The USD has really disappointed those looking for the correlation with risk appetite to continue (umm - would that be us...?)
as the swoon in stocks and commodities has only brought about a lackadaisical response from the greenback. We're unsure whether to furrow our brow more deeply at the moment on our more bullish USD view or whether this is simply a reflection of the summer doldrums and the tendency of every move of late to retrace back into the ranges as bigger players are staying away here. We'll assume the latter - but yes, the brow is furrowed, and we'd still like to see 1.3750/25 taken out in EURUSD for technical confirmation on USD strength. If the SNB pulls out the intervention sledgehammer over the next couple of session - which it might the rapidly deflating EURCHF rally, USDCHF might be an interesting way to play a next potential up-leg attempt by the USD.

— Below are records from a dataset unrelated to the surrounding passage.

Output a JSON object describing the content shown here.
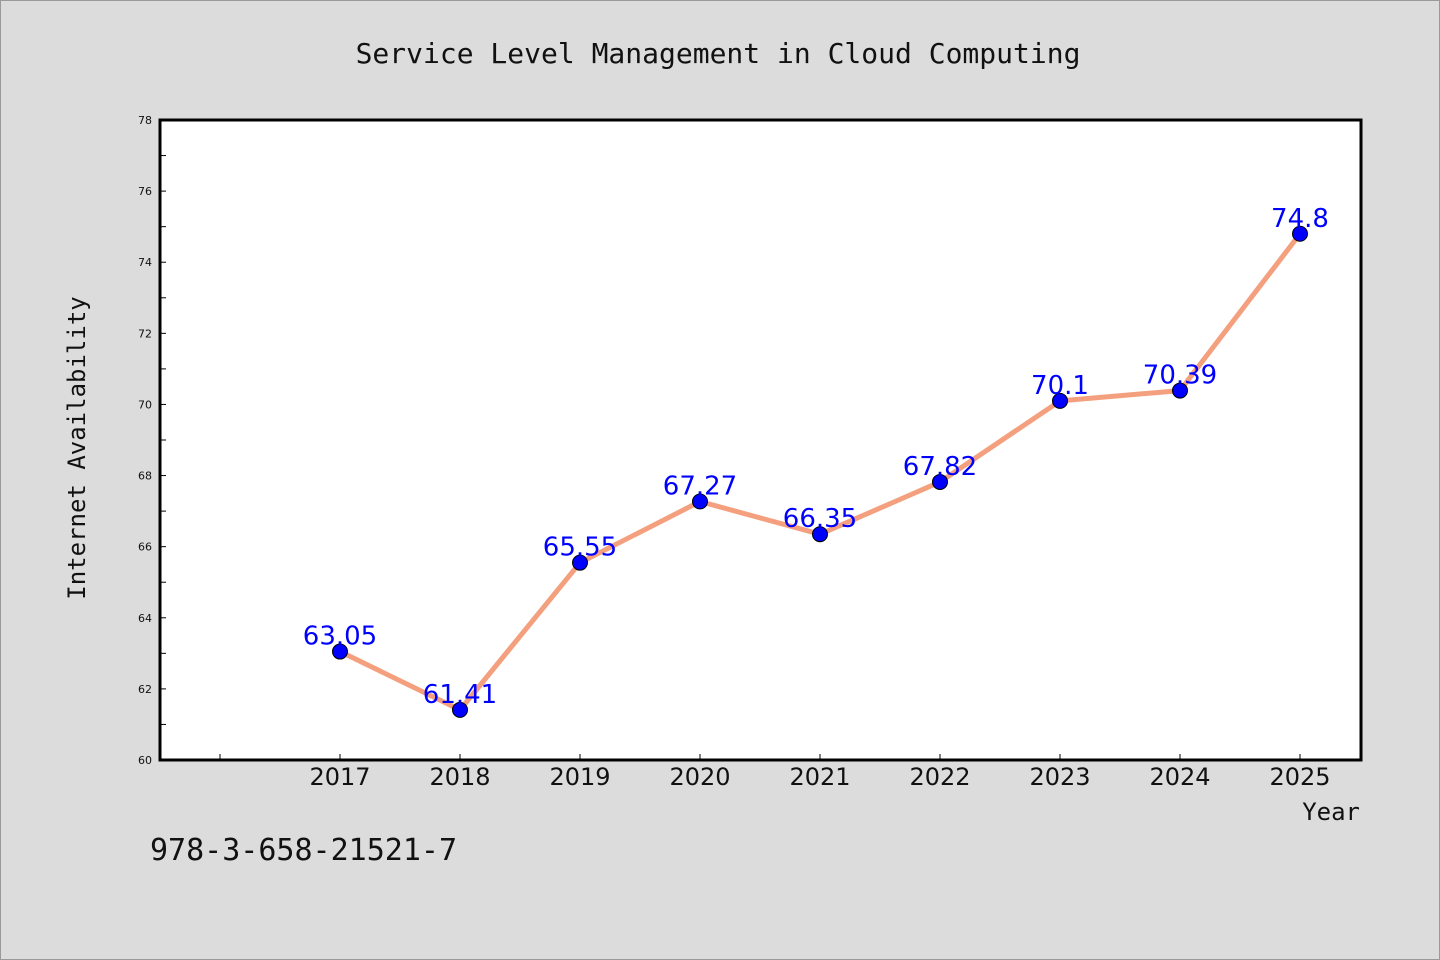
{
  "chart_data": {
    "type": "line",
    "title": "Service Level Management in Cloud Computing",
    "xlabel": "Year",
    "ylabel": "Internet Availability",
    "categories": [
      "2017",
      "2018",
      "2019",
      "2020",
      "2021",
      "2022",
      "2023",
      "2024",
      "2025"
    ],
    "values": [
      63.05,
      61.41,
      65.55,
      67.27,
      66.35,
      67.82,
      70.1,
      70.39,
      74.8
    ],
    "data_labels": [
      "63.05",
      "61.41",
      "65.55",
      "67.27",
      "66.35",
      "67.82",
      "70.1",
      "70.39",
      "74.8"
    ],
    "ylim": [
      60,
      78
    ],
    "yticks": [
      60,
      62,
      64,
      66,
      68,
      70,
      72,
      74,
      76,
      78
    ],
    "grid": false,
    "legend": "none",
    "colors": {
      "line": "#f4a07e",
      "marker": "#0000ff",
      "label": "#0000ff",
      "plot_bg": "#ffffff",
      "page_bg": "#dcdcdc"
    }
  },
  "footer": {
    "isbn": "978-3-658-21521-7"
  }
}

Finally some good news from the US job market, where initial claims eased below the 600k level for the first time. Not to be cynical, but if one thinks about it - considering the number of people out of work is so large, that means that the number of people still working is much smaller than it was a year ago and even a few months ago, so eventually the claims rates will have to fall, unless a growing percentage of remaining workers. There's an awful lot of wood to chop to get the rate back below 400, where it likely must go if we are to see the unemployment rate to begin falling in the months ahead. Nevertheless, the strong jobs data is setting an optimistic tone ahead of the US open, and the S&P500 is sneaking back above the 200-day moving average it sort-of, kind-of broke over the last couple of days (closed very slightly below the MA on Tuesday, with follow up move much lower yesterday intraday before a close within a couple of points of the MA). The recent treachery in the technical signals runs across all markets, it seems.